Various modifications to these embodiments are apparent to those skilled in the art, from the description and the accompanying drawings. The principles associated with the various embodiments described herein may be applied to other embodiments. Therefore, the description is not intended to be limited to the embodiments shown along with the accompanying drawings but is to be providing broadest scope of consistent with the principles and the novel and inventive features disclosed or suggested herein.
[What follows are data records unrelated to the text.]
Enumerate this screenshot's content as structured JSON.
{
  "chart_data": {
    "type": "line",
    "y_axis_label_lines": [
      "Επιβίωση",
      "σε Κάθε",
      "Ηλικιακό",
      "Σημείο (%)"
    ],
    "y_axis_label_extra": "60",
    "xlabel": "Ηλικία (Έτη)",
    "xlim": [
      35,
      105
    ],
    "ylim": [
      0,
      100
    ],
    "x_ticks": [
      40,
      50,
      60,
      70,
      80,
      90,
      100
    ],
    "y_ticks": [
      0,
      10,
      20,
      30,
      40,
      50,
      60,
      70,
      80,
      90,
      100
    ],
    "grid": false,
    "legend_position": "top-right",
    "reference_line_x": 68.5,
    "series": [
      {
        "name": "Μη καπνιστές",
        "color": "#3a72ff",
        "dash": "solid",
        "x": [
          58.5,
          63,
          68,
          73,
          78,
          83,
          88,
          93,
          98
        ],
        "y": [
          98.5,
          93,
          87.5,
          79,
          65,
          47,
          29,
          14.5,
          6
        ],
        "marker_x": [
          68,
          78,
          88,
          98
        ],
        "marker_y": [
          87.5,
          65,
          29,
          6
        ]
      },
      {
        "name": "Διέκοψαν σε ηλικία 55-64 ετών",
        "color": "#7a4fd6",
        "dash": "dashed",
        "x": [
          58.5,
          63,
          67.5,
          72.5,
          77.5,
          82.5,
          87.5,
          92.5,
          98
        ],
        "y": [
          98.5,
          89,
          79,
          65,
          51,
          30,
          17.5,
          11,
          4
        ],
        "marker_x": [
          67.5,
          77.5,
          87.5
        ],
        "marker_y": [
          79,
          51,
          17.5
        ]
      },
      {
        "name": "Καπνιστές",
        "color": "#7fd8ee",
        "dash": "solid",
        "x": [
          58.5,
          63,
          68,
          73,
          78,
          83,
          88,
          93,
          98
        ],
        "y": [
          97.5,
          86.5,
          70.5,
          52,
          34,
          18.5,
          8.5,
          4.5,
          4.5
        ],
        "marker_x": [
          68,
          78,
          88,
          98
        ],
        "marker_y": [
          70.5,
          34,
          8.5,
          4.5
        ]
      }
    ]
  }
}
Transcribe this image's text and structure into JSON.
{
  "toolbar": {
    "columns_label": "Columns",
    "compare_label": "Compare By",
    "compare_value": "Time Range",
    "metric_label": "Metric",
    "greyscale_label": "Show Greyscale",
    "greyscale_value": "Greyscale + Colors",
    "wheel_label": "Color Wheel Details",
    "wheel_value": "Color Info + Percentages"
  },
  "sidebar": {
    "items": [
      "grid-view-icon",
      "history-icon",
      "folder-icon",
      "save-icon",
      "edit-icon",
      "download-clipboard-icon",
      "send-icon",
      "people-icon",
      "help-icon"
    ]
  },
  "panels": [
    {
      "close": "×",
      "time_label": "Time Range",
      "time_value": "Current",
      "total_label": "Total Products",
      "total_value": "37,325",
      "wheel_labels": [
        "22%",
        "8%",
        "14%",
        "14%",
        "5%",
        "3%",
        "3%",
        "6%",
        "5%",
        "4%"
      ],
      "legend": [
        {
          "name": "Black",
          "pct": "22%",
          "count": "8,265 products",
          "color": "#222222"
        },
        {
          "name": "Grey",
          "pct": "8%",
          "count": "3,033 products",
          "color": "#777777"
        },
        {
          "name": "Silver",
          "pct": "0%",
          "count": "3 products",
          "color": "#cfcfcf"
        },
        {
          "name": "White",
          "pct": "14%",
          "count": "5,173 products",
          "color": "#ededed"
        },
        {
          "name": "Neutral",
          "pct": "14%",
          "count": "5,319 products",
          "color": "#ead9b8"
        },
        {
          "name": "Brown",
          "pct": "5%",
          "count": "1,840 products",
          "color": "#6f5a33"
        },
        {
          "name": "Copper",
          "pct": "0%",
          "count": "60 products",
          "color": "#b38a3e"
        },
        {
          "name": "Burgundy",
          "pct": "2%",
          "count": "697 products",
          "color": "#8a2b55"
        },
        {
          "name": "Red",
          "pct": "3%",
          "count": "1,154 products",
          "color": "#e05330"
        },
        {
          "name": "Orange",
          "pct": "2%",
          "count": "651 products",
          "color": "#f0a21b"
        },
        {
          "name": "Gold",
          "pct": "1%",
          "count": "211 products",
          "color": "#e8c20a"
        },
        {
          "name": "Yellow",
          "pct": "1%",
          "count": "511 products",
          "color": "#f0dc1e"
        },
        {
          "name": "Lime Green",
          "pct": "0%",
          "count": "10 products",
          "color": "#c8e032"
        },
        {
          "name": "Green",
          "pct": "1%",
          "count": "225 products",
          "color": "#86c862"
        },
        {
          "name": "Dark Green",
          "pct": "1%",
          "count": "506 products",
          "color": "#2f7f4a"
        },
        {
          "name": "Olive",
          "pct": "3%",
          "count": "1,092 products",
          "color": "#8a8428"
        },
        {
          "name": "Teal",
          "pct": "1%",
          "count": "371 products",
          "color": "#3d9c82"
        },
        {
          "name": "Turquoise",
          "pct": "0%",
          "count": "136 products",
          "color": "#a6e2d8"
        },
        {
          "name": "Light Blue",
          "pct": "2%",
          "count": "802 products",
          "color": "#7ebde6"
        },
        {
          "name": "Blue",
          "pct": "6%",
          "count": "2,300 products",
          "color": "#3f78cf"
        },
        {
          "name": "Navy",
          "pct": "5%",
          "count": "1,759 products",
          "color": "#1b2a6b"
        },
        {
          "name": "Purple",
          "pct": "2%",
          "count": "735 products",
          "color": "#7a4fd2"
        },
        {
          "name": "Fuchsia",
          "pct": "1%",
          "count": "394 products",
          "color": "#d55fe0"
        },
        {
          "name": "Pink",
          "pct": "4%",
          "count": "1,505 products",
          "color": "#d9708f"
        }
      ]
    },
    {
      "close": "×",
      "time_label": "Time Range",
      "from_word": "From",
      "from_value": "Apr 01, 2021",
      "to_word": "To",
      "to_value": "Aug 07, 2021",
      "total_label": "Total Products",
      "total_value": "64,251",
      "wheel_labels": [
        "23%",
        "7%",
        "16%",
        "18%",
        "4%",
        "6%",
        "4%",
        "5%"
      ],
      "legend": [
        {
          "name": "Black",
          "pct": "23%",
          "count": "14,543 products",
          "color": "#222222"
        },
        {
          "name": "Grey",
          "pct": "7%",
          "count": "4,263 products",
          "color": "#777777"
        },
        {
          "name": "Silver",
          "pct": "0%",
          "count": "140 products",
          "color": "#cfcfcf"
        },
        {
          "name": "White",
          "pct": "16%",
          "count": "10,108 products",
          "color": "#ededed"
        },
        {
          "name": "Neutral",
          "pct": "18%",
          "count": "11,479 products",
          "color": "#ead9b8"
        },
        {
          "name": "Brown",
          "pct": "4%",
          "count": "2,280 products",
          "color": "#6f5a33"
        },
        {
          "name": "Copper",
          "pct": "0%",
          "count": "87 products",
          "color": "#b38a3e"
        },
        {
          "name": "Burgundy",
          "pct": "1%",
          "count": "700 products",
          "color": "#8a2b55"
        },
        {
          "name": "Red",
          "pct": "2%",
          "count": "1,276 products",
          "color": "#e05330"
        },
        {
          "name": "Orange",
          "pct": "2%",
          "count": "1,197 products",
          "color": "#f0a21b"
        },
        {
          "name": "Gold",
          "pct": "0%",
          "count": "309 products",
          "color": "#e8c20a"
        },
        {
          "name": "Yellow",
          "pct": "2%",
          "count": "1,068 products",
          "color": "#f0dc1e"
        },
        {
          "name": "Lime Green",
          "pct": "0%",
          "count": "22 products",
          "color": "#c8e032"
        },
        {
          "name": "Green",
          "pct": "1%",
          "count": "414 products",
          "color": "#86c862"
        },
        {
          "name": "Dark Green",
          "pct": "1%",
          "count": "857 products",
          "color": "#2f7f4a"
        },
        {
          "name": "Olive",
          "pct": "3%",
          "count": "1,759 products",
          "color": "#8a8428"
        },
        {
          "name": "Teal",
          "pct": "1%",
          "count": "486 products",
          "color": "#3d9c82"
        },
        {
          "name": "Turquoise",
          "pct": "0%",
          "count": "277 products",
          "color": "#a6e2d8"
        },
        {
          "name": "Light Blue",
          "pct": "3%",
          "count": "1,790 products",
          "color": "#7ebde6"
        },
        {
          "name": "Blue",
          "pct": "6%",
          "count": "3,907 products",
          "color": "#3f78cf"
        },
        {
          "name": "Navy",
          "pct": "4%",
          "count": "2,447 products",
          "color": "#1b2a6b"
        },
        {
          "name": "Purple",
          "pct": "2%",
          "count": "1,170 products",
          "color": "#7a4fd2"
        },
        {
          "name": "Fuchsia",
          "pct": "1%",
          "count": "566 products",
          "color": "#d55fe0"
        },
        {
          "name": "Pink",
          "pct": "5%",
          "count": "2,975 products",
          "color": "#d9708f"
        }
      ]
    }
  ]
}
Accordingly, the invention is anticipated to hold on to all other such alternatives, modifications, and variations that fall within the scope of the present invention and appended claims.

Claims

1. A handheld device for providing fluidic massage, the handheld device comprising: a storage container adapted to store a fluid;one or more fluidic channels extending into the storage container, the one or more fluidic channels including one or more respective first ends and one or more respective second ends, wherein the one or more first ends are within the storage container;one or more pumps in fluidic communication with the storage container through the one or more fluidic channels;one or more nozzles provided at the one or more second ends of the fluidic channels; anda bladder encapsulating the one or more nozzles, wherein the bladder is adapted to be in contact with a user at an outer surface of the bladder, and receive fluid flow from the one or more nozzles, at an inner surface of the bladder.

2. The handheld device as claimed in claim 1, further comprising a nozzle cap configured to modify flow characteristics of the fluid flow from the one or more nozzles.

3. The handheld device as claimed in claim 2, wherein the nozzle cap includes one or more through holes of varying cross-sections.

4. The handheld device as claimed in claim 2, wherein the nozzle cap is configured to be adjusted manually.

5. The handheld device as claimed in claim 2, wherein the nozzle cap is configured to be controlled electronically.

6. The handheld device as claimed in claim 1, wherein at least one of the one or more fluidic channels is a supply channel and at least one of the one or more fluidic channels is a suction channel.

7. The handheld device as claimed in claim 6, wherein at least one of the one or more pumps is a supply pump and at least one of the one or more pumps is a suction pump.

8. The handheld device as claimed in claim 1, further comprising a radiation plate within the space encapsulated by the bladder, the radiation plate including one or more radiation sources for emitting electromagnetic radiation.

9. The handheld device as claimed in claim 8, wherein the one or more radiation sources includes one or more light emitting diodes.

10. The handheld device as claimed in claim 1, further comprising a main control unit adapted to modify flow characteristics of the fluid flow from the one or more nozzles.

11. The handheld device as claimed in claim 10, wherein the main control unit is configured to modify the flow characteristics through electronic adjustment of a nozzle cap.

12. The handheld device as claimed in claim 10, wherein the main control unit is configured to modify the flow characteristics through electronic control of the one or more pumps.

13. The handheld device as claimed in claim 1, wherein the bladder is made of one or more of a flexible polymer material and a fabric material.

14. The handheld device as claimed in claim 13, wherein the flexible polymer material is selected from a group consisting of Polyvinyl Chloride (PVC), Silicone and Latex.